The U.S. Air Force, however, is spending $1,280 a unit. And apparently, service members keep dropping them, which has cost the military branch $326,785 in mug replacements in only the last two years. We could probably send six smart kids to college for free if the Air Force got better at not dropping mugs.
In September, news reports indicated that Fairfield, California’s 60th Aerial Port Squadron spent $56,000 on metal coffee mugs over the past three years. The Air Force then spent $9,630 on a set of ten mugs two years ago, and $32,000 this year for 25 more of the things.
If you’re wondering why these exceptionally fragile mugs cost the equivalent of monthly rent in Manhattan, it’s because they plug directly into the outlets on Cargo planes in order to self-heat. To put it simply, your coffee won’t get cold. And while admittedly your caffeine intake is extremely important if you’re going to operate an airplane late at night, is the suitable temperature of your English Breakfast Tea worth $1,280?
And why are the lavish mugs more susceptible to shattering than the Tostitos salsa jar you’ve been drinking coffee out of for the past three years?
In response the reports, Iowa Sen.
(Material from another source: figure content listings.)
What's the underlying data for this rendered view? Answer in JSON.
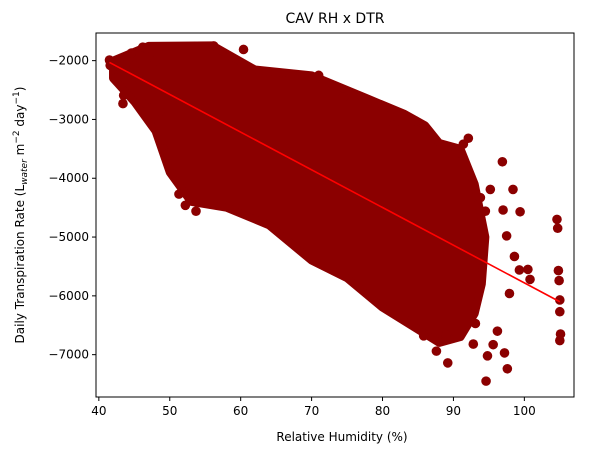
{
  "chart_data": {
    "type": "scatter",
    "title": "CAV RH x DTR",
    "xlabel": "Relative Humidity (%)",
    "ylabel": {
      "prefix": "Daily Transpiration Rate (L",
      "sub": "water",
      "mid": " m",
      "sup1": "−2",
      "mid2": " day",
      "sup2": "−1",
      "suffix": ")"
    },
    "xlim": [
      39.6,
      107.0
    ],
    "ylim": [
      -7720,
      -1530
    ],
    "xticks": [
      40,
      50,
      60,
      70,
      80,
      90,
      100
    ],
    "yticks": [
      -7000,
      -6000,
      -5000,
      -4000,
      -3000,
      -2000
    ],
    "grid": false,
    "marker_color": "#8b0000",
    "fit_line": {
      "color": "#ff0000",
      "x": [
        41.5,
        105
      ],
      "y": [
        -2030,
        -6100
      ]
    },
    "series": [
      {
        "color": "#8b0000",
        "points": [
          [
            41.5,
            -1990
          ],
          [
            41.6,
            -2080
          ],
          [
            42.2,
            -2160
          ],
          [
            42.5,
            -2290
          ],
          [
            43.2,
            -2190
          ],
          [
            43.5,
            -2590
          ],
          [
            43.4,
            -2730
          ],
          [
            44.6,
            -1870
          ],
          [
            45.0,
            -2090
          ],
          [
            45.8,
            -2330
          ],
          [
            46.2,
            -1770
          ],
          [
            46.8,
            -1790
          ],
          [
            47.2,
            -2650
          ],
          [
            48.0,
            -2000
          ],
          [
            48.6,
            -2860
          ],
          [
            49.1,
            -3500
          ],
          [
            49.8,
            -3580
          ],
          [
            50.4,
            -3930
          ],
          [
            51.3,
            -4270
          ],
          [
            52.2,
            -4460
          ],
          [
            53.7,
            -4560
          ],
          [
            56.2,
            -1750
          ],
          [
            60.4,
            -1810
          ],
          [
            71.0,
            -2250
          ],
          [
            74.5,
            -2620
          ],
          [
            81.6,
            -3100
          ],
          [
            83.0,
            -6340
          ],
          [
            84.7,
            -3030
          ],
          [
            85.8,
            -6680
          ],
          [
            87.6,
            -6940
          ],
          [
            89.0,
            -6660
          ],
          [
            89.2,
            -7140
          ],
          [
            90.6,
            -3570
          ],
          [
            91.4,
            -3420
          ],
          [
            92.1,
            -3320
          ],
          [
            92.8,
            -6820
          ],
          [
            93.1,
            -6470
          ],
          [
            93.8,
            -4330
          ],
          [
            94.5,
            -4560
          ],
          [
            94.6,
            -7450
          ],
          [
            94.8,
            -7020
          ],
          [
            95.2,
            -4190
          ],
          [
            95.6,
            -6830
          ],
          [
            96.2,
            -6600
          ],
          [
            96.9,
            -3720
          ],
          [
            97.0,
            -4540
          ],
          [
            97.2,
            -6970
          ],
          [
            97.6,
            -7240
          ],
          [
            97.5,
            -4980
          ],
          [
            97.9,
            -5960
          ],
          [
            98.4,
            -4190
          ],
          [
            98.6,
            -5330
          ],
          [
            99.3,
            -5560
          ],
          [
            99.4,
            -4570
          ],
          [
            100.5,
            -5550
          ],
          [
            100.8,
            -5720
          ],
          [
            104.6,
            -4700
          ],
          [
            104.7,
            -4850
          ],
          [
            104.8,
            -5570
          ],
          [
            104.9,
            -5740
          ],
          [
            105.0,
            -6070
          ],
          [
            105.0,
            -6270
          ],
          [
            105.1,
            -6650
          ],
          [
            105.0,
            -6760
          ]
        ]
      }
    ]
  }
}
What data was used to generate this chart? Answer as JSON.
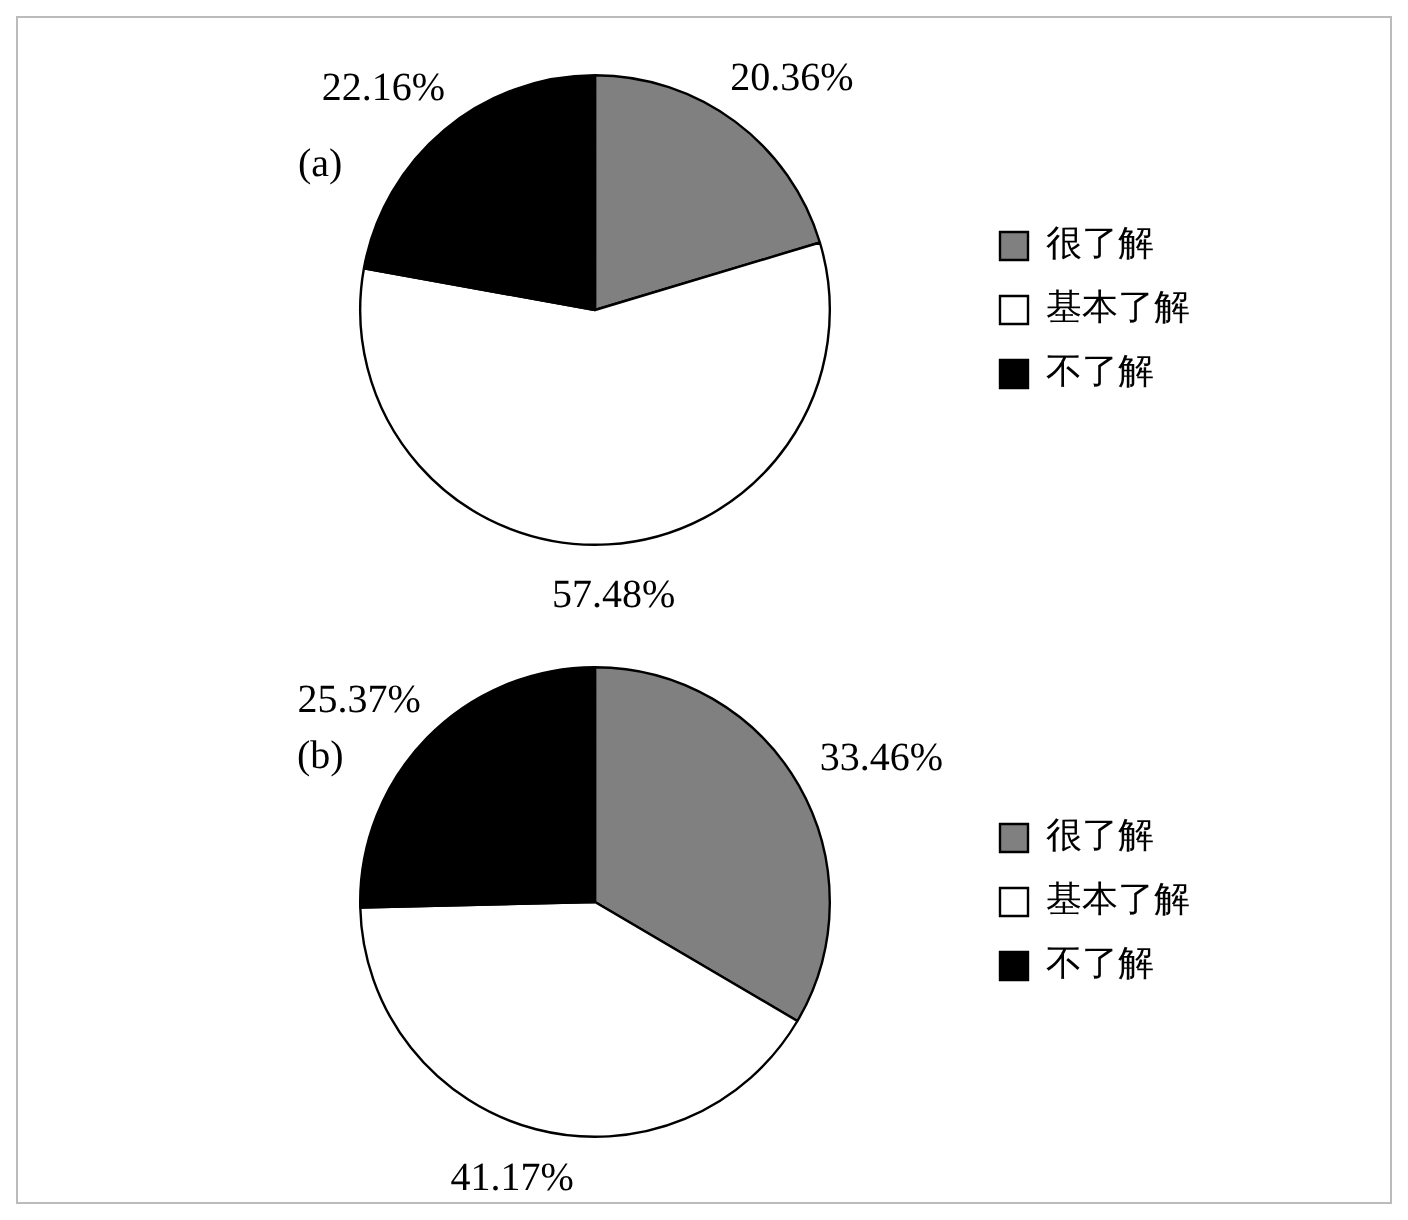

Chuck Grassley took it upon himself to write a letter to the powers that be, chastising them for their poor use of capital. “Every dollar that is spent on overpriced spare parts or replacement hot cups is a dollar that should’ve been spent on ensuring our national defense,” he wrote.
Heather Wilson, the Secretary of the Air Force responded last week, explaining that, “Because [the mug] connects to the aircraft, replacements require FAA airworthiness certification. The Air Force has purchased 391 of these items since 2016 at a total cost of $326,785.”
Fortunately, the Force has discovered a 3D printing artist who thinks he can solve the problem. The mugs can’t be replaced with a printer, but the handles, which seem to be the most prone to shattering, can. “The handle we designed is stronger and capable of being printed at most Air Force bases,” 3D printer designer Nicholas Wright explained. A prototype has been sent over to the Air Force Life Cycle Management Center for review, so keep your fingers crossed.
On the bright side, Wilson explained in her letter that the bulk-purchasing of thousand-dollar mugs earns us a discount. In our most recent order, each cost us a mere $835.76. Phew.